Jao sailed on serenely. “Which means that in the equatorial fence alone, Original Man had one hundred and thirty-eight sextillion kilowatts at his disposal to turn into radio waves.” He paused for effect. “That is ten trillion times as much power as Nar civilization produced on the Father World.”

Bram caught his breath. The figure was staggering. He had never bothered to work it out himself, though he had known it must be very high.

“They thought big, those people,” he said to Smeth. “By now the human genetic code will have reached the Virgo cluster. I always assumed that was the target. But with that kind of power, I wonder if they were aiming beyond.”

Smeth snorted. “Huh, don’t let Jao’s raving impress you too much. We don’t know how efficient those … constructions were at converting energy into the longer radio wavelengths and modulating them.”

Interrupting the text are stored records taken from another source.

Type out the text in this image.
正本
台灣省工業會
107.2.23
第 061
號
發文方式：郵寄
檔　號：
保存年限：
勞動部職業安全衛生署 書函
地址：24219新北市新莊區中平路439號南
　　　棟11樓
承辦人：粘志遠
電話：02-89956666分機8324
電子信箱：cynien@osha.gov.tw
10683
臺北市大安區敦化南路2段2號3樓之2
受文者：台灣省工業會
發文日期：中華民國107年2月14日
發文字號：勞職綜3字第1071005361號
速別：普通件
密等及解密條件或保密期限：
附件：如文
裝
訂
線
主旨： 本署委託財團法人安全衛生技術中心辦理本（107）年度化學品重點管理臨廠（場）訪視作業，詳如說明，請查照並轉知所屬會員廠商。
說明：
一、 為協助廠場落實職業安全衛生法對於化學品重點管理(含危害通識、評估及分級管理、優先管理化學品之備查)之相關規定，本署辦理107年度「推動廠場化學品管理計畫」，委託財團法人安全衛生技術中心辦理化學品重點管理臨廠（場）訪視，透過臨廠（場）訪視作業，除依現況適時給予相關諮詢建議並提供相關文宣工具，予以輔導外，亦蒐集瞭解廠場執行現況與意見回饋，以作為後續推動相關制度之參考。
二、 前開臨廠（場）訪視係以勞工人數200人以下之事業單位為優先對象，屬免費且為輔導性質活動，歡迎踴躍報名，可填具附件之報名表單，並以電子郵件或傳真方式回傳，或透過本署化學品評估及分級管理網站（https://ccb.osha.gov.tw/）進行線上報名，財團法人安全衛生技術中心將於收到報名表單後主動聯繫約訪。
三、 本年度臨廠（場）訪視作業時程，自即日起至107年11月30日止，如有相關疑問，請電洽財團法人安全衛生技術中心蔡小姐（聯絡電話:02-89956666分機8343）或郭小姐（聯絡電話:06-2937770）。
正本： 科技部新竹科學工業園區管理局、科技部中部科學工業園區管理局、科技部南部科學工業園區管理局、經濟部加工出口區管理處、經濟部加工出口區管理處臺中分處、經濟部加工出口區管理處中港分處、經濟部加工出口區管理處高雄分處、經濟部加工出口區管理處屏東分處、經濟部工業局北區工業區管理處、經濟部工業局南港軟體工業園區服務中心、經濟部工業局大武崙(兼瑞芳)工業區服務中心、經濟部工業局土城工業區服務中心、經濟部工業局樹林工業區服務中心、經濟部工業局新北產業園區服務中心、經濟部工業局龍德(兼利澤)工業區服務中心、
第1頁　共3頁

“It hardly matters, does it?” Bram responded. “The waves will keep spreading through the universe. If they were meant to reach Virgo, the limit of their detectability must lie many times beyond it.”

Over by the view wall, Jao was unleashing one of his terrifying smiles on the girl. Though he was utterly faithful to Ang, he didn’t mind going through the motions.

Jao’s young competitor glowered and made another try at impressing the girl. “If most of the mass of the system is in the big disks,” he said belligerently, “how come the sun hasn’t drifted toward one or another of them over a period of time—just as it would toward one side of a ‘Jao’s Bubble’? Excuse me—‘Jao’s shell.’ The same thing would apply—the attraction of the other two disks would decrease with distance, and it would keep getting worse!”

He must have been a physics, apprentice. He stole a glance at the girl and went on in a classroom voice. “In a synthetic system like this one, which is essentially three big masses mutually revolving at the points of an equilaterial triangle, a mass occupying the center can’t move above or below the equatorial plane because of the combined pull of the three major components.” He stared a challenge. “But it can and will move within the plane!”

“I didn’t say most of the mass of the system was in the big disks,” Jao said kindly. “I said the big disks contain most of the planetary mass. Actually, they only mass about the same as a good-size gas giant—maybe a few tenths of one percent of the mass of the G-type star in the middle. So they’re in orbit around it in the normal way.”

“But that would mean—”

“Right. We know they’re very thin—maybe as little as fifty miles across the rim. But even so, with a diameter measured in orbital distances, that would give them a volume of maybe four thousand times the volume of your run-of-the-mill gas giant. So they’re lighter than they have any right to be.”